The MPhil in Biological Science (Stem Cell Biology) will be carried out under the supervision of a Principal Investigator from within the Cambridge Stem Cell Institute, and based in their research group.
Please find potential PI projects for 2025-2026 listed below.
Join the Boroviak Group for a project in 'Functional interrogation of human gastrulation in bioprinted embryo models'.
(Available as an MPhil or PhD project)
Keywords: Human embryogenesis, bioprinting, embryo patterning, human development.
Project Overview
How do complex body patterns emerge in the early embryo? The first signs of the human body axis can be traced back to the second week of gestation. To get to this point, the fertilised egg has implanted and established a small sheet of cells, the embryonic disc. Deeply embedded within extraembryonic tissues, gastrulation transforms the EmDisc into three germ layers and organizes the body plan. All of these events are essential for healthy embryo development, but in human they have been notoriously hard to study for ethical and technical reasons.
In mouse, visceral endoderm forms a dynamic signalling centre, the anterior visceral endoderm (AVE), which plays an important role for gastrulation. Soluble inhibitors from the AVE restrict gastrulation towards the opposite side of the embryo, where a combination of WNT-, BMP- and NODAL-signalling induces primitive streak formation. In contrast to the established role of the rodent AVE, the function of the primate AVE in gastrulation is entirely unknown.
Our lab revealed the signalling landscape between implantation and gastrulation of primate embryos in vivo (Bergmann et al., Nature 2022). In this project, we will emulate human gastrulation by printing AVE-like cells onto micropatterned pluripotent stem cells. Primitive streak formation in bioprinted gastruloids will be analysed by 4-colour immunofluorescence confocal image reconstruction and single-cell transcriptome profiling for direct comparison to human and non-human primate embryo gastrula stages. In a second step, we will use knockout and reporter cell lines to pinpoint the individual effects of AVE candidate regulators to devise a conceptional framework for human gastrulation.
Stem-cell-based embryo models elucidating the crosstalk between embryonic and extraembryonic tissues will be critical to understand human implantation failure and how errors in gastrulation can lead to congenital malformations. Ultimately, this research holds the transformative potential to establish patient-specific organogenesis in a dish.
References
- Bergmann S, Penfold CA, Slatery E, Siriwardena D, Drummer C, Clark S, Strawbridge SE, Kishimoto K, Vickers A, Tewary M, Kohler TN, Hollfelder F, Reik W, Sasaki E, Behr R, Boroviak TE. Spatial profiling of early primate gastrulation in utero. Nature, 2022.
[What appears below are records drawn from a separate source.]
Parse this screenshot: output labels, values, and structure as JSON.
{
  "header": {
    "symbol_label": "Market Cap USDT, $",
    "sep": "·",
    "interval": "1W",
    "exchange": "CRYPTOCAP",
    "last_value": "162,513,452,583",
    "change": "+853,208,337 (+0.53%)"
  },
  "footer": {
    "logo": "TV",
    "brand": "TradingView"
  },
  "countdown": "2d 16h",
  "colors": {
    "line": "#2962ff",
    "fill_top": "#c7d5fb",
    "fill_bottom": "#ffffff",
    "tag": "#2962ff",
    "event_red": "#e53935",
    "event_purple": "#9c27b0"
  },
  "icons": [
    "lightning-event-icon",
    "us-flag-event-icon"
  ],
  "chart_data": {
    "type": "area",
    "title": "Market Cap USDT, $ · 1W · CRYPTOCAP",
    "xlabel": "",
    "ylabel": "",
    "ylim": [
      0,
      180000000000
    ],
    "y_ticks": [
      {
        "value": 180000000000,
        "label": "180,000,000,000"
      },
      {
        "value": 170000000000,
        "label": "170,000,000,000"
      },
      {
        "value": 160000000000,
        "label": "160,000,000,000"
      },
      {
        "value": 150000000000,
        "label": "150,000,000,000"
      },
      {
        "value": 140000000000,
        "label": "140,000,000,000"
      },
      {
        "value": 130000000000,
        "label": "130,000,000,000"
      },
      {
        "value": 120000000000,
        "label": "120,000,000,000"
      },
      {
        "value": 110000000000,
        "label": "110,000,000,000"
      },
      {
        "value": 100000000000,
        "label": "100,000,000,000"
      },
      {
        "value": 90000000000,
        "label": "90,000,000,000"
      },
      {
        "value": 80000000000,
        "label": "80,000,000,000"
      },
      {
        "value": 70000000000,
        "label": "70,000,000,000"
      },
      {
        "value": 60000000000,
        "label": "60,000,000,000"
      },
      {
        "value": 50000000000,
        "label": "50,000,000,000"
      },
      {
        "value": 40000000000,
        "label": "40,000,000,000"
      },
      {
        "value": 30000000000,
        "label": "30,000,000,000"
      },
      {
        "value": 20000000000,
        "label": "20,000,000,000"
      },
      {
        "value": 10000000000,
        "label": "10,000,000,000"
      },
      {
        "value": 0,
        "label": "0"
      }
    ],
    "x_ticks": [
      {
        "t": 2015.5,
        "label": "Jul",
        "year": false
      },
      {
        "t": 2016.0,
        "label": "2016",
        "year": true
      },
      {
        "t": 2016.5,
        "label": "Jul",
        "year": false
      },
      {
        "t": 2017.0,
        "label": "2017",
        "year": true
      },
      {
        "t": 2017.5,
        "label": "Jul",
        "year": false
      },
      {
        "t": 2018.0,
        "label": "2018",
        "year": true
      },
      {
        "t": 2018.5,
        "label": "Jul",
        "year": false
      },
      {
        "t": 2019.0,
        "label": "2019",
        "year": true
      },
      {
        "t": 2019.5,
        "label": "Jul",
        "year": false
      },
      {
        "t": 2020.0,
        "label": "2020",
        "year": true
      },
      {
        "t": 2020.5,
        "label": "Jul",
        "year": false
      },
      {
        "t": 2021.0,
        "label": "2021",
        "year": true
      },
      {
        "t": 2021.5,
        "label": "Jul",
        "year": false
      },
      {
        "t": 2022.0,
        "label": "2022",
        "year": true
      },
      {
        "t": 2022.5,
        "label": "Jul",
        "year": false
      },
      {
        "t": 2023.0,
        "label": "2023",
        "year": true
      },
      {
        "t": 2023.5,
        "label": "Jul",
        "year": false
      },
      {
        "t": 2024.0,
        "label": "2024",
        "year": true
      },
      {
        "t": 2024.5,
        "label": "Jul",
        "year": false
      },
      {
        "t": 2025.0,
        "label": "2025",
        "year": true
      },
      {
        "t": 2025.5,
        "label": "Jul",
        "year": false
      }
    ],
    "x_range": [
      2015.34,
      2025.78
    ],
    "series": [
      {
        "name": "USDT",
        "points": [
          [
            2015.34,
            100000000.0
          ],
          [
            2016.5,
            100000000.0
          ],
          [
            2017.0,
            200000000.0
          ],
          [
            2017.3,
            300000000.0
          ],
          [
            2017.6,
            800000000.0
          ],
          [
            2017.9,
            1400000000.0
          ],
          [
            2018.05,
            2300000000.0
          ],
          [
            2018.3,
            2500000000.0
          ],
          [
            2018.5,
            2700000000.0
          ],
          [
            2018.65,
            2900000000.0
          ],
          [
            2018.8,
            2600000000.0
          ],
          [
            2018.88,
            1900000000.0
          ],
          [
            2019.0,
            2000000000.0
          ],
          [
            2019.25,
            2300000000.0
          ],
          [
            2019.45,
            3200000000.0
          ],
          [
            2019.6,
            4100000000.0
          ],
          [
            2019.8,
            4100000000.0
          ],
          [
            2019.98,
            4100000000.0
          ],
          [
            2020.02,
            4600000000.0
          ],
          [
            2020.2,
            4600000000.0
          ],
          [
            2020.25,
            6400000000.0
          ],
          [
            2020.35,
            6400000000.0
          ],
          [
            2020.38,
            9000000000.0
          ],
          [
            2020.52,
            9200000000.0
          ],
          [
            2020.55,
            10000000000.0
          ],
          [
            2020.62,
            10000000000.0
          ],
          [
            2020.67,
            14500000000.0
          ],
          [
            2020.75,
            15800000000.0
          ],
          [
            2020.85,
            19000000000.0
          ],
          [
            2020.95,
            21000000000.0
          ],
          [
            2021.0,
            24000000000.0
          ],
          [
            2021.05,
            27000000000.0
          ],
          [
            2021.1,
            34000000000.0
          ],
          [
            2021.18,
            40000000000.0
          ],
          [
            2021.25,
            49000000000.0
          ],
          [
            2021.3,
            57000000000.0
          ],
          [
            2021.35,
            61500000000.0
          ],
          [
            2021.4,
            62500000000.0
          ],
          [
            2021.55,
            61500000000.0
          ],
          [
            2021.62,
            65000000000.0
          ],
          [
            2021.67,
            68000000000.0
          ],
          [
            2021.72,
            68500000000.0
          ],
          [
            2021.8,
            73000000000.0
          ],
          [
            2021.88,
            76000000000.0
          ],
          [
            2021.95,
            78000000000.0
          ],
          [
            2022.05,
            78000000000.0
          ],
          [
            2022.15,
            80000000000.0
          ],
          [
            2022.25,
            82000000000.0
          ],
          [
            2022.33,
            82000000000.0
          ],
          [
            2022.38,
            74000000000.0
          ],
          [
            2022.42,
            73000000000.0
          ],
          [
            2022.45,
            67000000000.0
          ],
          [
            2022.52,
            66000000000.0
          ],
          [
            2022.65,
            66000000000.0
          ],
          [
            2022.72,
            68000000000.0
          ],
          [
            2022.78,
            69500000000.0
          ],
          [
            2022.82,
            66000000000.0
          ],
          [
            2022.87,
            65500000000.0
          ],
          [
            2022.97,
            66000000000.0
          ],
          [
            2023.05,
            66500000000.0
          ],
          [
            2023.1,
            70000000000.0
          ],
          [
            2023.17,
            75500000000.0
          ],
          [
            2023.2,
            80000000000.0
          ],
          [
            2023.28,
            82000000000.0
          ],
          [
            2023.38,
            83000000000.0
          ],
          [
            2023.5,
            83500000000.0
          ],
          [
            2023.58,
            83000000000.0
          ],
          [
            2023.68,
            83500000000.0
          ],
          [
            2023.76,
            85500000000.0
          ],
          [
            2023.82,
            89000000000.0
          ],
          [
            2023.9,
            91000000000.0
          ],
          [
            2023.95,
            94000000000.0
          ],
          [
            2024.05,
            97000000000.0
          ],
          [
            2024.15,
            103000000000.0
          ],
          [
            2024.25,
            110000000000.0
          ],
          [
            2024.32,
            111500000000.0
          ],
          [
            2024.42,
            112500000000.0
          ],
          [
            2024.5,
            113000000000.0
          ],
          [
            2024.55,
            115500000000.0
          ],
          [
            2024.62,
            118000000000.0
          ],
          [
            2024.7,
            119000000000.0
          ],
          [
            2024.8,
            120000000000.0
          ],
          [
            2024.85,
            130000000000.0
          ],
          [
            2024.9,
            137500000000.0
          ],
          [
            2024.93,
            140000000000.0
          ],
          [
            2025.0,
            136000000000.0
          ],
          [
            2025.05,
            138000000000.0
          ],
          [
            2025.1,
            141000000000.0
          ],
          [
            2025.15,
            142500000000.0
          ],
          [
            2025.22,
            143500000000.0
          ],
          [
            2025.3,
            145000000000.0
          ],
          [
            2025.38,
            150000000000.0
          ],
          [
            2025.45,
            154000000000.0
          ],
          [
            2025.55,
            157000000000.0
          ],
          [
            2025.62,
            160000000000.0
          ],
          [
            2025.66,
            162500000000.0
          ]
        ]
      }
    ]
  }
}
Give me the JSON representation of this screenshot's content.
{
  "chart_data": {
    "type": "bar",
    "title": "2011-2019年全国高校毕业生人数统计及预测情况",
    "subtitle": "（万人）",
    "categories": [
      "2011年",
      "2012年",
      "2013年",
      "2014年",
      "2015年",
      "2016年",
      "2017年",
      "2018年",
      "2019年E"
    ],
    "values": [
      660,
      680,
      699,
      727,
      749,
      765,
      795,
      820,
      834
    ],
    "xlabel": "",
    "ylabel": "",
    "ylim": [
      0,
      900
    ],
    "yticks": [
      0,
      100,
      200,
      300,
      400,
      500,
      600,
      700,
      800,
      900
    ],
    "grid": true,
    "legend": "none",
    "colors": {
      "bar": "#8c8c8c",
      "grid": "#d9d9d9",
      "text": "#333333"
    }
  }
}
- Connor R. and Boroviak T, Origin and function of the yolk sac in primate embryogenesis, Nature Communications, 2020.
- Munger C, Kohler TN, Slatery E, Ellermann AL, Bergmann S, Penfold CA, Ampartzidis I, Chen Y, Hollfelder F, Boroviak TE. Microgel culture and spatial identity mapping elucidate the signaling requirements for primate epiblast and amnion formation. Development, 2022.
Main Techniques
- Pluripotent stem cell culture,
- Extraembryonic stem cell culture,
- Stem cell based embryo models,
- Single-cell transcriptome and multiomics profiling,
- 4-colour confocal imaging and virtual reconstruction,
- Micropattern generation and culture,
- Bioprinting and microfluidics ,
- Computational analysis of spatial RNA-seq data in the non-human primate embryos
Fictional representation of our spatial embryo profiling technique. Image credit: Erin Slatery and Thorsten E. Boroviak
Join the Zilbauer Group for a project in 'Using human organoids to unravel epigenetic mechanisms in health and Inflammatory Bowel Diseases'.
(Available as an MPhil or PhD project)
Keywords: Epigenetics.
Project Overview
The intestinal epithelium provides a critical barrier that contributes towards the establishment of a finely tuned homeostasis in the human gut. Development of a fully functioning intestinal epithelium requires the complex interaction with the environment, mediated through epigenetic mechanisms such as DNA methylation. This project investigates the impact of environmental factors on early epigenetic programming in the human intestinal epithelium and the implications to Inflammatory Bowel Disease pathogenesis.
Main Techniques
The project will utilise human mucosa derived intestinal epithelial organoids (derived from human fetal gut as well as healthy and diseased mucosal biopsies). Organoids will be subjected to gene editing, co-culture and genome wide molecular profiling (including epigenetic profiling and single cell RNA sequencing).